Let’s acknowledge more the contrast. Burnley sit bottom of the Premier League wages list but seventh in the table that counts. They were hungrier, better organised and overseen by a better manager in Dyche. As a club as well as a team, Burnley are better run than West Ham.

No wonder the fans are protesting. Some who ally themselves to a legitimate anti-board campaign are simply adrenaline-chasers, boredom-banishers and thugs, but the majority aren’t. Even the pitch invader who attempted to plant a corner flag in the centre-spot — an obvious echo of the fan protests against the club’s controversial bond scheme in the early 1990s — bore the mournful look of a supporter pushed beyond despair.

The West Ham captain, Mark Noble, a touchstone for the game’s soundest principles, grappled with another pitch invader and then spoke mournfully about the club’s predicament, and how he actually understood some of the fans’ vexations if not their means of expressing them. Mournfulness defined the image of Brooking sitting alone in the directors’ box after Sullivan and Gold had retreated to escape the coins launched their way.

Such sights and sounds of deep mournfulness are not what West Ham are about; they have traditionally been a family, dysfunctional occasionally, but united. That fan with the flag, that man with the armband and that knight forlorn in the smart seats are actually on the same side.

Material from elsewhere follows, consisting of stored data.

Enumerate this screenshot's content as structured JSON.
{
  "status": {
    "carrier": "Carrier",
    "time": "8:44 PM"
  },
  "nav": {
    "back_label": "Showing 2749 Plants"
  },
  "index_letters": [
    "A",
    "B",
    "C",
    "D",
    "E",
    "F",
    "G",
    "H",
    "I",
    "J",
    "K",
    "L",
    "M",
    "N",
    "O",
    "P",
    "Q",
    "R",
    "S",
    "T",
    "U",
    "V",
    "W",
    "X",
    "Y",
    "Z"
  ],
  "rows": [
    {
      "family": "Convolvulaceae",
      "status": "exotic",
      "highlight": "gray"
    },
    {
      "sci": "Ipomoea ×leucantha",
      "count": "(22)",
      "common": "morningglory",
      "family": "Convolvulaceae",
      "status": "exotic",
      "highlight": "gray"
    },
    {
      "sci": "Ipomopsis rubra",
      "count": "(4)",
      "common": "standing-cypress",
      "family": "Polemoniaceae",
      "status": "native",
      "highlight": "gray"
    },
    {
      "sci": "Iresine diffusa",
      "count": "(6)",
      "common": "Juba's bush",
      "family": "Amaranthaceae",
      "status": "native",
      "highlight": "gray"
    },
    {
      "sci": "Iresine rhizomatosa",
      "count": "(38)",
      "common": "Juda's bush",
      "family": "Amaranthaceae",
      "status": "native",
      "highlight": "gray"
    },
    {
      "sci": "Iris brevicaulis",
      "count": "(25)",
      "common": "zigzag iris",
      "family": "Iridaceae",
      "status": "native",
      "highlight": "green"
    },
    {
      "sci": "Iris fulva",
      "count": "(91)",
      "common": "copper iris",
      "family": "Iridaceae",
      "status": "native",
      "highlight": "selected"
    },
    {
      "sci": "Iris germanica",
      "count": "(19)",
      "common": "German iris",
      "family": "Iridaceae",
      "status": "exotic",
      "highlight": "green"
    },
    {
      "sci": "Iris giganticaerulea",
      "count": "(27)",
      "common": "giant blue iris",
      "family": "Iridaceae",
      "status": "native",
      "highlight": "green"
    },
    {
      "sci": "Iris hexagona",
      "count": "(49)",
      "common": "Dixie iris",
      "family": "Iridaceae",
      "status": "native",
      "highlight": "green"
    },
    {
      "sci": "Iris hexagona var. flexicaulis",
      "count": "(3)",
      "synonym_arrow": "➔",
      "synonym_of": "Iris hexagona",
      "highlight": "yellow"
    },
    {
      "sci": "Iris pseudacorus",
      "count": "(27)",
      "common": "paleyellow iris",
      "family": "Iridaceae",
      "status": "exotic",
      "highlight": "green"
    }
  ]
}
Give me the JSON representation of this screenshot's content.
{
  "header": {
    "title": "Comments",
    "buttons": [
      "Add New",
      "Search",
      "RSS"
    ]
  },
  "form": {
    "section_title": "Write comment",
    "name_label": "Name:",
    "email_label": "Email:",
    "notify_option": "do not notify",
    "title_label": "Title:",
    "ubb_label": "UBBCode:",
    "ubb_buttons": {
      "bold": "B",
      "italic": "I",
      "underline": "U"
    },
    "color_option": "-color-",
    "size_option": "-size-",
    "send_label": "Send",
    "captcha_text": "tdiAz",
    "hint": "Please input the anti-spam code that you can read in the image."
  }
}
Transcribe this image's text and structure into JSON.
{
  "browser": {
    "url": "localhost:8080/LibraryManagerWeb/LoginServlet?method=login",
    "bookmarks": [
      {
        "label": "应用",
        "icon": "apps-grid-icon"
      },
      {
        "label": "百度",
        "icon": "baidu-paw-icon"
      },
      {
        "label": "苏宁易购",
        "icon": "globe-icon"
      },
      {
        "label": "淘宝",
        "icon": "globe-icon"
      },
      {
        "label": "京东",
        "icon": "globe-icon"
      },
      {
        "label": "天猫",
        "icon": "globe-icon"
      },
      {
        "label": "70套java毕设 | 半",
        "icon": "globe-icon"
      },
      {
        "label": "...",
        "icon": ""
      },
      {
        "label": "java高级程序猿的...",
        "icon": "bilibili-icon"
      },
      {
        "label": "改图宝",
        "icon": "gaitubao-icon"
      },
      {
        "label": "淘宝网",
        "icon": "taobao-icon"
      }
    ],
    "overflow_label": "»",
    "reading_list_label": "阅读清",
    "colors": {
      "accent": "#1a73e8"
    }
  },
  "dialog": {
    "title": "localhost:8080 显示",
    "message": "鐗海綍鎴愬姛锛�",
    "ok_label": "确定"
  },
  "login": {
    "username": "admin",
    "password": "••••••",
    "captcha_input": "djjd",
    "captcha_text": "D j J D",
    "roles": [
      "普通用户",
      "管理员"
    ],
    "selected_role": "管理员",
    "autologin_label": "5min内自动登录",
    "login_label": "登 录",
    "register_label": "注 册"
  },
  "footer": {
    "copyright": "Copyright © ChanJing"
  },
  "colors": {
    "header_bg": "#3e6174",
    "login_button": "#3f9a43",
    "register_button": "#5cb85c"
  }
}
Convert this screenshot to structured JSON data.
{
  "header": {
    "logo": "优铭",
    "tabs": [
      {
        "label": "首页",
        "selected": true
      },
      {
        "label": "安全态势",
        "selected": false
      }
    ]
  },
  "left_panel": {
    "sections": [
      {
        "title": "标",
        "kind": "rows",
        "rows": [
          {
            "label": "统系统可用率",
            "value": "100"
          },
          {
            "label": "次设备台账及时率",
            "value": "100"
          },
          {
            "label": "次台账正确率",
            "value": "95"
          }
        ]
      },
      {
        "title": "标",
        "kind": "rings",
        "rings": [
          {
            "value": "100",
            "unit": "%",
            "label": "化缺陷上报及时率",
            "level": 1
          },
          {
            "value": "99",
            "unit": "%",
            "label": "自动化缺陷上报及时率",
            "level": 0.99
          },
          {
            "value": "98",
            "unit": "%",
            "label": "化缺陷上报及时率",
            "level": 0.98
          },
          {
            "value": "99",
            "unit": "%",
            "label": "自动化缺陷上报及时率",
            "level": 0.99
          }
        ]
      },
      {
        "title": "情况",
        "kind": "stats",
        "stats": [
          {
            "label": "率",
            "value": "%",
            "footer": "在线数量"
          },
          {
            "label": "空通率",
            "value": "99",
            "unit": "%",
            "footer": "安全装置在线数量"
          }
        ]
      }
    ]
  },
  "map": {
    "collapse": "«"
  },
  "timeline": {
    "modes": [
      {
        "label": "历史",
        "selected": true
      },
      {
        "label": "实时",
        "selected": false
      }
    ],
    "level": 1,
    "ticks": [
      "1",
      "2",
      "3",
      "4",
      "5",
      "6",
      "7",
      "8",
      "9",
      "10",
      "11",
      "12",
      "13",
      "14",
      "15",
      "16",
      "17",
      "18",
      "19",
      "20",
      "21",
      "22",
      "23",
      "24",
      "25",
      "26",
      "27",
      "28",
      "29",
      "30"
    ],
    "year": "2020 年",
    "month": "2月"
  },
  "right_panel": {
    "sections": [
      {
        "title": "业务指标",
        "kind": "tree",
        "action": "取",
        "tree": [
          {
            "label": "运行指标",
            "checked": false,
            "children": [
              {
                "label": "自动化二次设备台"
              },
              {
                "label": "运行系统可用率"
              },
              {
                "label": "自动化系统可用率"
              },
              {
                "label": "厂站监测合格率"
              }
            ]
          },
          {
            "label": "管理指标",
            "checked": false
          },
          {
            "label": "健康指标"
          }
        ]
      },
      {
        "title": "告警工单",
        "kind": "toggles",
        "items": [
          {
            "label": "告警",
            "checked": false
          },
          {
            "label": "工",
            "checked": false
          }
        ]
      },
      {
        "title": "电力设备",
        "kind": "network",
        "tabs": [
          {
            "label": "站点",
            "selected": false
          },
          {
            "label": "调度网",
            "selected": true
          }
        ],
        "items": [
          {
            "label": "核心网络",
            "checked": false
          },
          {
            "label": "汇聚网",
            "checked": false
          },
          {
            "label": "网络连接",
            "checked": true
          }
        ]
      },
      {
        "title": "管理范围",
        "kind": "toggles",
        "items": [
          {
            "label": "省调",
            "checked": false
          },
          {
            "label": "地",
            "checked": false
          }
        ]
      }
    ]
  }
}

It is three weeks until the club’s next home game, against Southampton, which by rights should be played behind closed doors because of the reprehensible acts of some. A protest march is planned, or “stroll” as it is being called to avoid detection, so the club, and football, face another day of shame unless the FA is strong and makes the game played behind closed doors.

There was daft talk yesterday of imposing a fine on West Ham, laughable really given the wealth of top clubs, and another reality in all this is that the FA lacks a leadership able to gather all parties together and at least mediate, if not sort the mess.

The truth remains that the London Stadium is the primary cause and lightning rod for disaffection. It embodies much of what the fans are railing against: gentrification and the attempted cleansing of the old support. It resembles commerce first, support second.

Until it is ripped down and rebuilt as a football stadium, the problem remains and the politicians won’t countenance that. West Ham have to face biting the bullet, absorbing the financial cost and finding a new home, a home fit for football.
 
He's spot on - Upton Park was from a bygone era but it was a proper football stadium. Current place is dull and soulless. You feel a mile away from the action.